The International Energy Agency, the Paris based research arm of 28 industrialised countries, held an emergency press conference to announce that its members would release 60 million barrels onto the market — allocating two million barrels a day for a month. Half of the total will be coming from the US Strategic Petroleum Reserve.
It is only the third time the IEA tapped reserves; the first was in 1991 during the Gulf War, then again in 2005 when Hurricane Katrina wiped out some production in the Gulf of Mexico.
This move triggered memories of G-7 currency interventions in the mid-1980s, the fabled Plaza and Louvre accords, when collective action by central banks was taken to either raise or lower the US dollar.
Some market purists were crying foul since governments decided to play an active role to sway prices. But the energy market, with members of the OPEC cartel controlling about 40 percent of production, certainly is not what one would call a free market.
The IEA's emergency move can be linked back to the OPEC meeting in Vienna earlier this month. The 12 members left without agreeing to raise their production quota of 24.84 million barrels a day. In sum, the price hawks — led by Iran and Venezuela — did not agree with OPEC's swing producer Saudi Arabia, along with the UAE and Kuwait, on the need to raise production.
On the eve of that OPEC gathering, the IEA said that oil above $100 a barrel would undermine growth in the second half of this year. Last week, at the St. Petersburg International Economic Forum, I asked the IEA's Executive Director Nobuo Tanaka whether that strategy of leaning on OPEC backfired. He said the organization was willing to do its part if others could not raise production; now we know what he was referring to.

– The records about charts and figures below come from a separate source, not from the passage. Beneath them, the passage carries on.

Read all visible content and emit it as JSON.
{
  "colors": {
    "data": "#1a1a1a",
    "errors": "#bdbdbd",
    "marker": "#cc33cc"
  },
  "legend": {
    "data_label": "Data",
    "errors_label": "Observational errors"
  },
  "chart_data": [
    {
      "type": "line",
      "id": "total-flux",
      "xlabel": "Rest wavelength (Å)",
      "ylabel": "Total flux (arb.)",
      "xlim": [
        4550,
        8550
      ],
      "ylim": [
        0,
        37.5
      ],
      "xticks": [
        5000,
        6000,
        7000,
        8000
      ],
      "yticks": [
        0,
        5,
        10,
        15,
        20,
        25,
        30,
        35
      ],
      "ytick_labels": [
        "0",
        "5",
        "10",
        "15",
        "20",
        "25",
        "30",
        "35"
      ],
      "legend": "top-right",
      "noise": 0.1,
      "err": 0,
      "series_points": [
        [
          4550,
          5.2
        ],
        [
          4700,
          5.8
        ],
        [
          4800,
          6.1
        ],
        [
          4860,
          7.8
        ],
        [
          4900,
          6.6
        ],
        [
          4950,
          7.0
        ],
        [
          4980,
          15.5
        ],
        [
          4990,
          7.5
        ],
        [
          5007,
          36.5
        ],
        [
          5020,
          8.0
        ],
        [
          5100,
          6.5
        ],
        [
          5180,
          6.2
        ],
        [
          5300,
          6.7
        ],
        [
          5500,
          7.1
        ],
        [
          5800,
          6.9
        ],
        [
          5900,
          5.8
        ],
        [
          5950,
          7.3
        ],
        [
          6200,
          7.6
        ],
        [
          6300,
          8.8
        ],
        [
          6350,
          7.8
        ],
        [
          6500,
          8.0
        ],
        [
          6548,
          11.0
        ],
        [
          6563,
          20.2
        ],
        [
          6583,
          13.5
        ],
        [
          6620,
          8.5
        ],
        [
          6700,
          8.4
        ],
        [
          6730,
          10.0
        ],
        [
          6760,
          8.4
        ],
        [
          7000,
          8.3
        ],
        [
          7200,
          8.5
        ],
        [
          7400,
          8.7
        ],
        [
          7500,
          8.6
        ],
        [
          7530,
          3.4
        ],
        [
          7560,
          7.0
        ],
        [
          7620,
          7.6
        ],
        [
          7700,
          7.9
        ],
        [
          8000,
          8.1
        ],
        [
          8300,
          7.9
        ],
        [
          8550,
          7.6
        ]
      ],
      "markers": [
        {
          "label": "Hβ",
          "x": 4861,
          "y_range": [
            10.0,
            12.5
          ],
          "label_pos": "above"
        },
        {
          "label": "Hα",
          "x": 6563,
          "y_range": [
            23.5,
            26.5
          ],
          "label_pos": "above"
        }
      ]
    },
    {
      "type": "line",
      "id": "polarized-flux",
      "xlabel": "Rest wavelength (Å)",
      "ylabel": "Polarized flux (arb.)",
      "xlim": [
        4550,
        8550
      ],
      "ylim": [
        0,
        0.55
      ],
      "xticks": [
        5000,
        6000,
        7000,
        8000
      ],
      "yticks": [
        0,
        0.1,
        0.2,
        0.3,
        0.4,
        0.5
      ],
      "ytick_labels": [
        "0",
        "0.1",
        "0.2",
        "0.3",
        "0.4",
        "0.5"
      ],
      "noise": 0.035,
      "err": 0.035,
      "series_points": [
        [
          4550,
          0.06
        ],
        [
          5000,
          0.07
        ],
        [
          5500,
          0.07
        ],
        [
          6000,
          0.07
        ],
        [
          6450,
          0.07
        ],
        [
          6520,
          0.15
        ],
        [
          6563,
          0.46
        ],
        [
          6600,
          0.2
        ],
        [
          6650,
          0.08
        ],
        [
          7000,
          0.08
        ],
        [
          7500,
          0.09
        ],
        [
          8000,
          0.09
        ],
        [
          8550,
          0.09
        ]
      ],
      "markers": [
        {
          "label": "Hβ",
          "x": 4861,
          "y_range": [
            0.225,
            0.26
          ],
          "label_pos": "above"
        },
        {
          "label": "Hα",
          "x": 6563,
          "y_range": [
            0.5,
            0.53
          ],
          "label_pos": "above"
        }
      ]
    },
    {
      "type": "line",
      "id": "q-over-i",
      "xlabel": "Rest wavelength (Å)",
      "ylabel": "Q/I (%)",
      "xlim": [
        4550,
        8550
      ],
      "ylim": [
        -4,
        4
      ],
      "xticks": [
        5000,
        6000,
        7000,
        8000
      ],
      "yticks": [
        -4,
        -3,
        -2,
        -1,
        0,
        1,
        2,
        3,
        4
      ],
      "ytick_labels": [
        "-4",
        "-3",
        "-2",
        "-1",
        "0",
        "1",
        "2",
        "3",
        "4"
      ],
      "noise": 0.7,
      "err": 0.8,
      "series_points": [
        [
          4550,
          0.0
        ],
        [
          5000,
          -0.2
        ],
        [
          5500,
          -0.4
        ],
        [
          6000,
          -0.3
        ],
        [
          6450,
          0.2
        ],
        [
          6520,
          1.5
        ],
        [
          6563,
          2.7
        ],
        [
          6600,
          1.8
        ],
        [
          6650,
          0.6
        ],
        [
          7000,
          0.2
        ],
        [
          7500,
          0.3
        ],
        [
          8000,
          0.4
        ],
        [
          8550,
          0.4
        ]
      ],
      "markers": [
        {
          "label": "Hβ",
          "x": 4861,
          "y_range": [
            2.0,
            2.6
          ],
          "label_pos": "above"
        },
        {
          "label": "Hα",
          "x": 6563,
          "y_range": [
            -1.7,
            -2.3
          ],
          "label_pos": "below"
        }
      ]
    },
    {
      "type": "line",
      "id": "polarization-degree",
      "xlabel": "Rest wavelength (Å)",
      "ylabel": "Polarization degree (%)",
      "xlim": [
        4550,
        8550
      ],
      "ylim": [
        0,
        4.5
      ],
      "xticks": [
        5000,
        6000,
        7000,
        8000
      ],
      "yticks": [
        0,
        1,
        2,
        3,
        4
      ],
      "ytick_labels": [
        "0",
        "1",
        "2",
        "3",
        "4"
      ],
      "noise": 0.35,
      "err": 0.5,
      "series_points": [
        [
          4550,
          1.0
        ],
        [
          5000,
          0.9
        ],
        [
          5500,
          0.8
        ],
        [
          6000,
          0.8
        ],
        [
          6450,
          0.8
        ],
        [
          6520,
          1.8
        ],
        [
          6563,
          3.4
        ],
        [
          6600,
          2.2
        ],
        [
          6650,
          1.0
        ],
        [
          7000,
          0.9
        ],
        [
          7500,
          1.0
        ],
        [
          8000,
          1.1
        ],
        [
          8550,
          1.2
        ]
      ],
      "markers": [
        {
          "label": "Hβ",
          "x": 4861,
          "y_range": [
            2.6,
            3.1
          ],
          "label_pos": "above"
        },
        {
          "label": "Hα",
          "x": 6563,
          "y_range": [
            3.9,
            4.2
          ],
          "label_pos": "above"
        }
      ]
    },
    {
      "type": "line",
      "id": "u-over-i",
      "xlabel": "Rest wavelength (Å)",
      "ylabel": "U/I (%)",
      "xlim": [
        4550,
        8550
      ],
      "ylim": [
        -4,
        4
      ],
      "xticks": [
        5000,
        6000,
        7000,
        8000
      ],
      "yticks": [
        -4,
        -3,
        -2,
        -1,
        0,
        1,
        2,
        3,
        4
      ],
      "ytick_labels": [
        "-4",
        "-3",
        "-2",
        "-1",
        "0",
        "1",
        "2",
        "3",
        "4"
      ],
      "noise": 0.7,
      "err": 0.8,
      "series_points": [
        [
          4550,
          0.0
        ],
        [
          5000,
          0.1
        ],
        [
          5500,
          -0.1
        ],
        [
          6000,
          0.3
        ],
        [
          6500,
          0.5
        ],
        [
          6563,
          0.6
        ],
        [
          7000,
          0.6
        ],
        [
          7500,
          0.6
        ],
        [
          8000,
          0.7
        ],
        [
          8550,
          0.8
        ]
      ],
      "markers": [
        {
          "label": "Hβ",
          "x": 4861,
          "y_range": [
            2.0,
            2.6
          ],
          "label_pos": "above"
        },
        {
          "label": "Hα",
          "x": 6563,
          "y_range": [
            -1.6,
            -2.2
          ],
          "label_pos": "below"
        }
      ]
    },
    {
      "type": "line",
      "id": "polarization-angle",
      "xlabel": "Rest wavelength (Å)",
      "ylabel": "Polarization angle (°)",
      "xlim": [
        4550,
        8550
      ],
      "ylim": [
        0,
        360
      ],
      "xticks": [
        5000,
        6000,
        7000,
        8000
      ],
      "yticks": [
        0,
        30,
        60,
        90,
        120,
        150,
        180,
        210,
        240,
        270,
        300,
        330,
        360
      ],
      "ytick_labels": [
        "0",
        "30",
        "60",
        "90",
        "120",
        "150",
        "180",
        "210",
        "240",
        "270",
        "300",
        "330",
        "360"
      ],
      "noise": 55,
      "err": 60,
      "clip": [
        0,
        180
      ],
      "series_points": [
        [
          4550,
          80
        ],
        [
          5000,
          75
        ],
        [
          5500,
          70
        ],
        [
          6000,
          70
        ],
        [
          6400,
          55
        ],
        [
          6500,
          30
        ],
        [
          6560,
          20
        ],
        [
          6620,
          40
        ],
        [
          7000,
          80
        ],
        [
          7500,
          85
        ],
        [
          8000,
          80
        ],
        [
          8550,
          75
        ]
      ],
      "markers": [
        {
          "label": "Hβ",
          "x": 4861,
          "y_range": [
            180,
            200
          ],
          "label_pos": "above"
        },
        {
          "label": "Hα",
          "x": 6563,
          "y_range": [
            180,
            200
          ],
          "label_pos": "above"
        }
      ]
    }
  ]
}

While this joint strike attack brought prices down about four dollars a barrel, it will be up to those who hold the spare capacity to continue a downward trend in prices. The IEA says OPEC members have just over four million barrels of extra production they could bring to market — three-fourths of that in Saudi Arabia with the balance shared by the UAE and Kuwait.
Saudi Arabia, through a leak to the Middle East newspaper Al Hayat last week, said it would add another million barrels of production in July — ignoring OPEC's call to leave production where it is.
This is a clever and no doubt coordinated one-two punch from the IEA and US ally Saudi Arabia — but it may not be a knock punch against those wanting to keep oil above the century mark.